Virilio: vision machines

Paul Virilio, still one of the most significant French cultural theorists writing today, is an essayist with a special interest in urbanism and the strategic implications of new technologies. For Paul Virilio, hypermodernity is played out via the cinema screen through immersive moments of accelerated vision. Images are ‘loaded weapons'. The cinema projector functions as a ‘vector of acceleration’. The speed at which these images are projected, at 24 frames per second, disrupts perception. Awareness is only perceived after the event has occurred like the affects of an explosion. Virilio draws a correlation between cinematic illusion and the mirage of information replicated on a computer screen. This simulation of information without the embodiment of sensation only manifests the paradox of being everywhere yet nowhere.



Readings:
Armitage, J. 2001. Virilio live: Selected interviews. Sage.

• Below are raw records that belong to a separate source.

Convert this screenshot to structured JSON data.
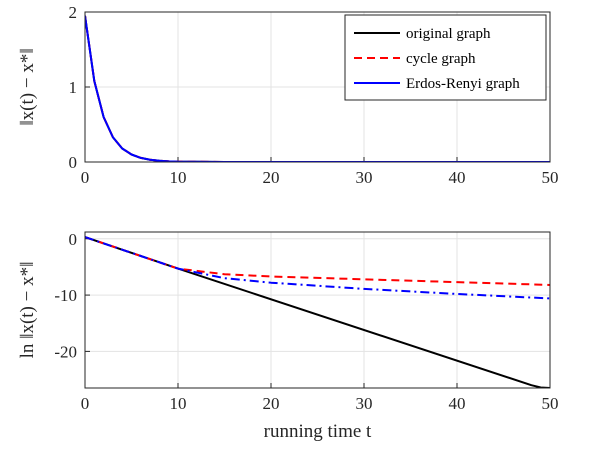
{
  "chart_data": [
    {
      "type": "line",
      "ylabel": "‖x(t) − x*‖",
      "xlim": [
        0,
        50
      ],
      "ylim": [
        0,
        2
      ],
      "x_ticks": [
        "0",
        "10",
        "20",
        "30",
        "40",
        "50"
      ],
      "y_ticks": [
        "0",
        "1",
        "2"
      ],
      "grid": true,
      "legend_position": "top-right",
      "x": [
        0,
        1,
        2,
        3,
        4,
        5,
        6,
        7,
        8,
        9,
        10,
        15,
        20,
        25,
        30,
        35,
        40,
        45,
        50
      ],
      "series": [
        {
          "name": "original graph",
          "color": "#000000",
          "dash": "solid",
          "values": [
            1.95,
            1.08,
            0.6,
            0.33,
            0.18,
            0.1,
            0.055,
            0.03,
            0.017,
            0.009,
            0.005,
            0.0,
            0.0,
            0.0,
            0.0,
            0.0,
            0.0,
            0.0,
            0.0
          ]
        },
        {
          "name": "cycle graph",
          "color": "#ff0000",
          "dash": "dashed",
          "values": [
            1.95,
            1.08,
            0.6,
            0.33,
            0.18,
            0.1,
            0.055,
            0.03,
            0.017,
            0.009,
            0.005,
            0.0,
            0.0,
            0.0,
            0.0,
            0.0,
            0.0,
            0.0,
            0.0
          ]
        },
        {
          "name": "Erdos-Renyi graph",
          "color": "#0000ff",
          "dash": "solid",
          "values": [
            1.95,
            1.08,
            0.6,
            0.33,
            0.18,
            0.1,
            0.055,
            0.03,
            0.017,
            0.009,
            0.005,
            0.0,
            0.0,
            0.0,
            0.0,
            0.0,
            0.0,
            0.0,
            0.0
          ]
        }
      ]
    },
    {
      "type": "line",
      "xlabel": "running time t",
      "ylabel": "ln ‖x(t) − x*‖",
      "xlim": [
        0,
        50
      ],
      "ylim": [
        -26.5,
        1.2
      ],
      "x_ticks": [
        "0",
        "10",
        "20",
        "30",
        "40",
        "50"
      ],
      "y_ticks": [
        "0",
        "-10",
        "-20"
      ],
      "grid": true,
      "series": [
        {
          "name": "original graph",
          "color": "#000000",
          "dash": "solid",
          "x": [
            0,
            10,
            48,
            49,
            50
          ],
          "values": [
            0.3,
            -5.3,
            -26.0,
            -26.4,
            -26.5
          ]
        },
        {
          "name": "cycle graph",
          "color": "#ff0000",
          "dash": "dashed",
          "x": [
            0,
            10,
            15,
            20,
            30,
            40,
            50
          ],
          "values": [
            0.3,
            -5.3,
            -6.3,
            -6.7,
            -7.2,
            -7.7,
            -8.2
          ]
        },
        {
          "name": "Erdos-Renyi graph",
          "color": "#0000ff",
          "dash": "dashdot",
          "x": [
            0,
            10,
            15,
            20,
            30,
            40,
            50
          ],
          "values": [
            0.3,
            -5.3,
            -7.0,
            -7.8,
            -8.9,
            -9.8,
            -10.6
          ]
        }
      ]
    }
  ]
}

Cronin, J. 2011. Excavating the future: taking an 'archaeological' approach to technology Interdisciplinary Science Reviews 36. 1. (March), pp.83-89. ISR and CORA
Virilio, P. 2009. The aesthetics of disappearance Intro. Jonathan Crary. MIT Press.
Virilio, P. 2002. Ground zero. (C. Turner, trans.). Verso.
Virilio, P. 2000. The information bomb. (C. Turner, trans.). Verso.
Virilio, P. 1989. War and cinema: The logistics of perception. Verso. (Original work published 1984).